You have inspired me to make a clay fish. I'm posting a thread soon about it!


----------



## Skyewillow (Dec 28, 2012)

I'm excited to see what you come up with!


----------



## Indigo Betta (Sep 27, 2012)

those look like awesome ornaments i would buy one if i saw them in a shop


----------



## Skyewillow (Dec 28, 2012)

they're not aq safe, just nick knacks, but I'm considering putting them up on my etsy


----------



## Indigo Betta (Sep 27, 2012)

i don't mean in a tank LOL:lol: i meant they would look nice on the shelf lol or somewhere near the tank

i would buy one of you if you lived in the UK but buying from the US would be to complicated for me


----------



## Perry the platypus (Aug 20, 2012)

You should re-make that but with waterproof clay and put water in it!! Also, good thing they aren't real fish.
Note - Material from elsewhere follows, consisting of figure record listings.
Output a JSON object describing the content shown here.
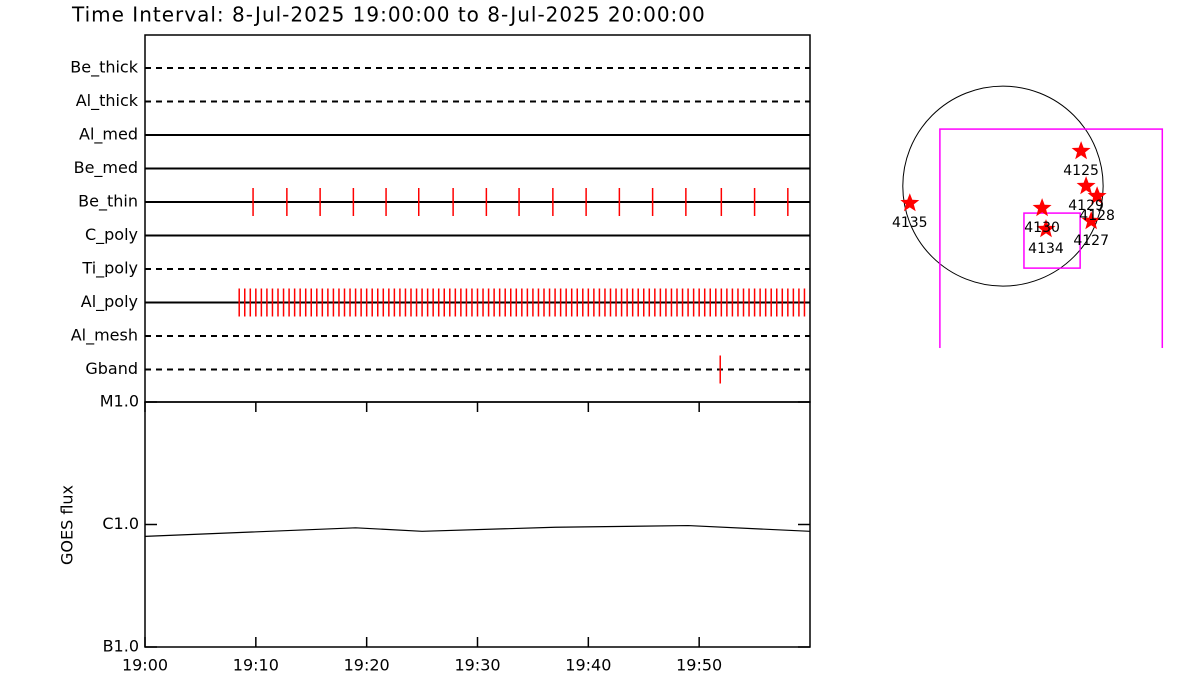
{
  "chart_data": [
    {
      "type": "timeline",
      "title": "Time Interval:  8-Jul-2025 19:00:00 to  8-Jul-2025 20:00:00",
      "categories": [
        "Be_thick",
        "Al_thick",
        "Al_med",
        "Be_med",
        "Be_thin",
        "C_poly",
        "Ti_poly",
        "Al_poly",
        "Al_mesh",
        "Gband"
      ],
      "line_styles": [
        "dashed",
        "dashed",
        "solid",
        "solid",
        "solid",
        "solid",
        "dashed",
        "solid",
        "dashed",
        "dashed"
      ],
      "events": [
        [],
        [],
        [],
        [],
        [
          9.75,
          12.8,
          15.8,
          18.8,
          21.75,
          24.7,
          27.8,
          30.8,
          33.75,
          36.8,
          39.8,
          42.8,
          45.8,
          48.8,
          52,
          55,
          58
        ],
        [],
        [],
        [
          8.5,
          9,
          9.5,
          10,
          10.5,
          11,
          11.5,
          12,
          12.5,
          13,
          13.5,
          14,
          14.5,
          15,
          15.5,
          16,
          16.5,
          17,
          17.5,
          18,
          18.5,
          19,
          19.5,
          20,
          20.5,
          21,
          21.5,
          22,
          22.5,
          23,
          23.5,
          24,
          24.5,
          25,
          25.5,
          26,
          26.5,
          27,
          27.5,
          28,
          28.5,
          29,
          29.5,
          30,
          30.5,
          31,
          31.5,
          32,
          32.5,
          33,
          33.5,
          34,
          34.5,
          35,
          35.5,
          36,
          36.5,
          37,
          37.5,
          38,
          38.5,
          39,
          39.5,
          40,
          40.5,
          41,
          41.5,
          42,
          42.5,
          43,
          43.5,
          44,
          44.5,
          45,
          45.5,
          46,
          46.5,
          47,
          47.5,
          48,
          48.5,
          49,
          49.5,
          50,
          50.5,
          51,
          51.5,
          52,
          52.5,
          53,
          53.5,
          54,
          54.5,
          55,
          55.5,
          56,
          56.5,
          57,
          57.5,
          58,
          58.5,
          59,
          59.5
        ],
        [],
        [
          51.9
        ]
      ],
      "color": "#ff0000",
      "xlim": [
        0,
        60
      ]
    },
    {
      "type": "line",
      "ylabel": "GOES flux",
      "x": [
        0,
        19,
        25,
        37,
        49,
        60
      ],
      "values": [
        8e-07,
        9.4e-07,
        8.8e-07,
        9.5e-07,
        9.8e-07,
        8.8e-07
      ],
      "color": "#000000",
      "xlim": [
        0,
        60
      ],
      "xticks": [
        {
          "value": 0,
          "label": "19:00"
        },
        {
          "value": 10,
          "label": "19:10"
        },
        {
          "value": 20,
          "label": "19:20"
        },
        {
          "value": 30,
          "label": "19:30"
        },
        {
          "value": 40,
          "label": "19:40"
        },
        {
          "value": 50,
          "label": "19:50"
        }
      ],
      "ylim": [
        1e-07,
        1e-05
      ],
      "log_y": true,
      "yticks": [
        {
          "value": 1e-07,
          "label": "B1.0"
        },
        {
          "value": 1e-06,
          "label": "C1.0"
        },
        {
          "value": 1e-05,
          "label": "M1.0"
        }
      ]
    },
    {
      "type": "map",
      "labels": [
        "4135",
        "4125",
        "4129",
        "4128",
        "4130",
        "4134",
        "4127"
      ],
      "x": [
        -879,
        737,
        784,
        888,
        369,
        406,
        832
      ],
      "y": [
        -161,
        331,
        0,
        -95,
        -208,
        -406,
        -331
      ],
      "color": "#ff0000",
      "disk_radius": 945,
      "fov": [
        {
          "xlim": [
            -595,
            1503
          ],
          "ylim": [
            -1600,
            539
          ]
        },
        {
          "xlim": [
            198,
            728
          ],
          "ylim": [
            -775,
            -255
          ]
        }
      ],
      "fov_color": "#ff00ff",
      "xlim": [
        -1160,
        1670
      ],
      "ylim": [
        -1530,
        1570
      ]
    }
  ]
}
You would need a bigger bowl for that. :lol:


----------



## rubinthebetta (Oct 9, 2012)

The finished fish are so amazing!!


----------



## Skyewillow (Dec 28, 2012)

the paint isn't waterproof. it's regular ol' acrylic XD plus, I don't need any more water changes! ;-)


----------



## Laki (Aug 24, 2011)

|I wouldn't want to put that in my tank, I would line my shelf in the bathroom with those!! They are awesome!! how long did it take you to paint them and glaze them?


----------



## Skyewillow (Dec 28, 2012)

They're only painted, no glaze. About about 5 minutes


----------



## Skyewillow (Dec 28, 2012)

More clay beasties:
Jade (SIP)









Considering this red veil couple as a donation to a raffle a friend is working with:









it's a tiny little flaring Hu!


----------



## Laki (Aug 24, 2011)

Wow. I'm so tempted to go to the bookstore at my uni and pick up good clay. I have good acylics around and I'm collecting extra gravel out of the RCS tank... And those glass bowls are cheap.. And.....


----------



## Perry the platypus (Aug 20, 2012)

That is soooooo Owsome!! (Awesome) :lol:


----------



## MoonShadow (Feb 29, 2012)

That is such an awesome idea!!!


----------



## Skyewillow (Dec 28, 2012)

Thank you


----------